Sudan’s Bashir reshuffles cabinet
May 14, 2018 (KHARTOUM) – President Omer al-Bashir Monday reshuffled the cabinet members from the ruling National Congress Party (NCP) in the National Consensus Government, including the appointment of a new foreign minister and the return of a former presidential aide as interior minister.
According to the decree, the changes didn’t affect the First Vice-President Bakri Hassan Saleh and Prime Minister as it was rumoured in Khartoum.
Also, the new seven ministers and five state minister as well as eight governors, all are known as moderate Islamists or civil society people. They are supposed to remain in post until the presidential elections of 2020 as al-Bashir is expected to run for a new mandate.
Among the federal ministers, the attention was focused on who will be appointed in the prestigious position of the Minister of Foreign Affairs, replacing the former Ibrahim Ghandour who negotiated the lift of sanctions on Sudan and worked hard to break the regime’s international isolation.
The decree appointed al-Dirdiri Mohamed Ahmed as a foreign minister. He is a former member of the government team that negotiated the Comprehensive Peace Agreement with South Sudan’s SPLM. He also led the government delegation for the International Court of Arbitration over the disputed area of Abyei in July 2008.

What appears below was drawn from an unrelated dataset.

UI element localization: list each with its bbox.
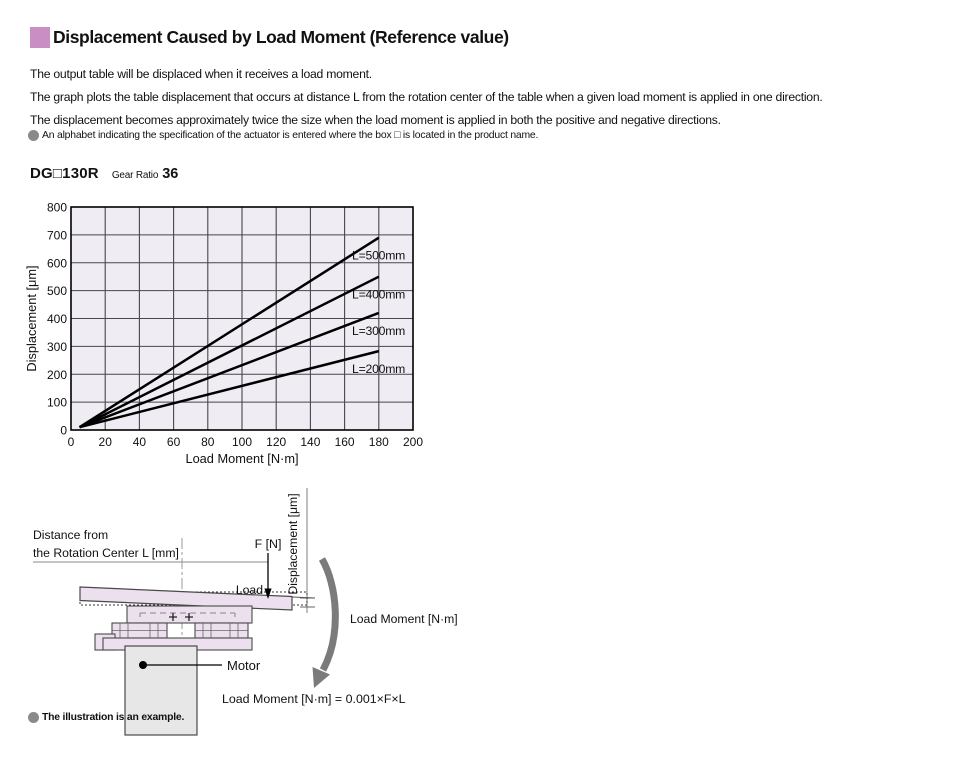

The former presidential assistant Ibrahim Mahmoud Hamid has been appointed a minister of interior, a position that he occupied in the past for several years from 2008-2013.
Among the newcomers Salim Ahmed Salim, the former head of National Election Commission as minister of justice.
Azhari Abdel-Gadir Abdalla, the head of the Oil Exploration and Production Authority, has been appointed oil minister.
While the Minister of Minerals, Hashim Ali Salim, is appointed a minister of cabinet affairs tasked with the national dialogue file. However, no minister was appointed at his post for the time being after reports that the human rights defender Midawi Ibrahim declined the post.
The ministers are expected to swear in on Tuesday before the start of the holy month of Ramadan.
The leader of the opposition Sudanese Congress Party Omer al-Digair minimized the ministerial changes saying it does not bring a major shift in the government policies.
“The change does not affect the programme and policies that produced the crises, it is like moving the pieces on the surface of the chess table,” he told Sudan Tribune.
He pointed out that the members of the National Congress Party have been “exchanging positions and benefits since 1989 in a tragic circular process, which only increases their insatiable appetite for the monopoly of power, poverty of imagination and lack of vision.”
The opposition leader further said that the change didn’t affect the minister of finance despite the economic crisis that hits the country.
At the states levels, the presidential decree changed three governors in Darfur region, including Mohamed Abad Samouh for North Darfur State, Hussein Yassin Abu Sirwal for West Darfur state and Mohamed Ahmed Gad-Elsid Mohamed for Central Darfur state.
Al-Bashir appointed Khalid Hussein Mohamed, as a new governor of Blue Nile State and General Ahmed Ibrahim Mofadal governor of South Kordofan state.